We would, however, like to address directly two issues raised in the letter. One is its contention that the report’s “starting assumption implies that crackdowns on Muslims who articulate any opposition to the secular state are justified.” It goes without saying that Crisis Group does not favor the repression or marginalization of Muslims or any other group. Repressive tactics, whatever form they take, are incompatible with our basic principles as an organization committed to finding inclusive political solutions to conflicts. We consistently call for peacebuilding, dialogue and work with established Islamic organisations and reject a security-methods-first approach.

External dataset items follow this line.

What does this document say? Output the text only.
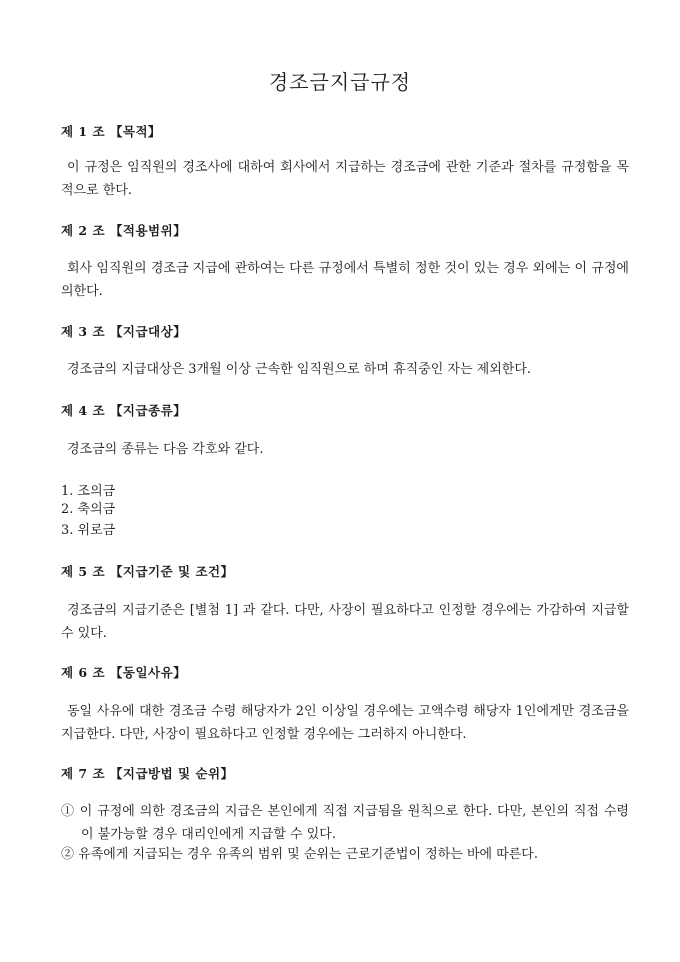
경조금지급규정
제 1 조 【목적】
이 규정은 임직원의 경조사에 대하여 회사에서 지급하는 경조금에 관한 기준과 절차를 규정함을 목적으로 한다.
제 2 조 【적용범위】
회사 임직원의 경조금 지급에 관하여는 다른 규정에서 특별히 정한 것이 있는 경우 외에는 이 규정에 의한다.
제 3 조 【지급대상】
경조금의 지급대상은 3개월 이상 근속한 임직원으로 하며 휴직중인 자는 제외한다.
제 4 조 【지급종류】
경조금의 종류는 다음 각호와 같다.
1. 조의금
2. 축의금
3. 위로금
제 5 조 【지급기준 및 조건】
경조금의 지급기준은 [별첨 1] 과 같다. 다만, 사장이 필요하다고 인정할 경우에는 가감하여 지급할 수 있다.
제 6 조 【동일사유】
동일 사유에 대한 경조금 수령 해당자가 2인 이상일 경우에는 고액수령 해당자 1인에게만 경조금을 지급한다. 다만, 사장이 필요하다고 인정할 경우에는 그러하지 아니한다.
제 7 조 【지급방법 및 순위】
① 이 규정에 의한 경조금의 지급은 본인에게 직접 지급됨을 원칙으로 한다. 다만, 본인의 직접 수령이 불가능할 경우 대리인에게 지급할 수 있다.
② 유족에게 지급되는 경우 유족의 범위 및 순위는 근로기준법이 정하는 바에 따른다.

The letter also states that Crisis Group’s “data is drawn almost exclusively from Kyrgyz government sources” and that we pursue an “elite interviews-only approach.” In fact, as is typical for our reports, in this case we conducted over 65 interviews with Kyrgyz citizens, few of whom could be classified as elite, in addition to interviews with outside experts. Research was carried out in each of Kyrgyzstan’s seven provinces, and our interlocutors, men and women, included imams, community activists, social workers, police officers, politicians, teachers, university lecturers, current and former employees of the Muftiate, students and teachers at madrassas, Kyrgyz academics, and other civil society actors – secular and religious – as well as current and former government officials. Crisis Group’s methodology includes talking to all sides prepared to speak to us – as wide a spectrum as possible.
We share much of the analysis in the letter, including the point that factors that can lead to radicalization are “specific and multiple, most of them are non-religious, and none of them are sufficient in and of themselves,” and the concern about counterproductive policies. We look forward to exchanging views and ideas in more detail with the authors to advance research on these topics of common concern.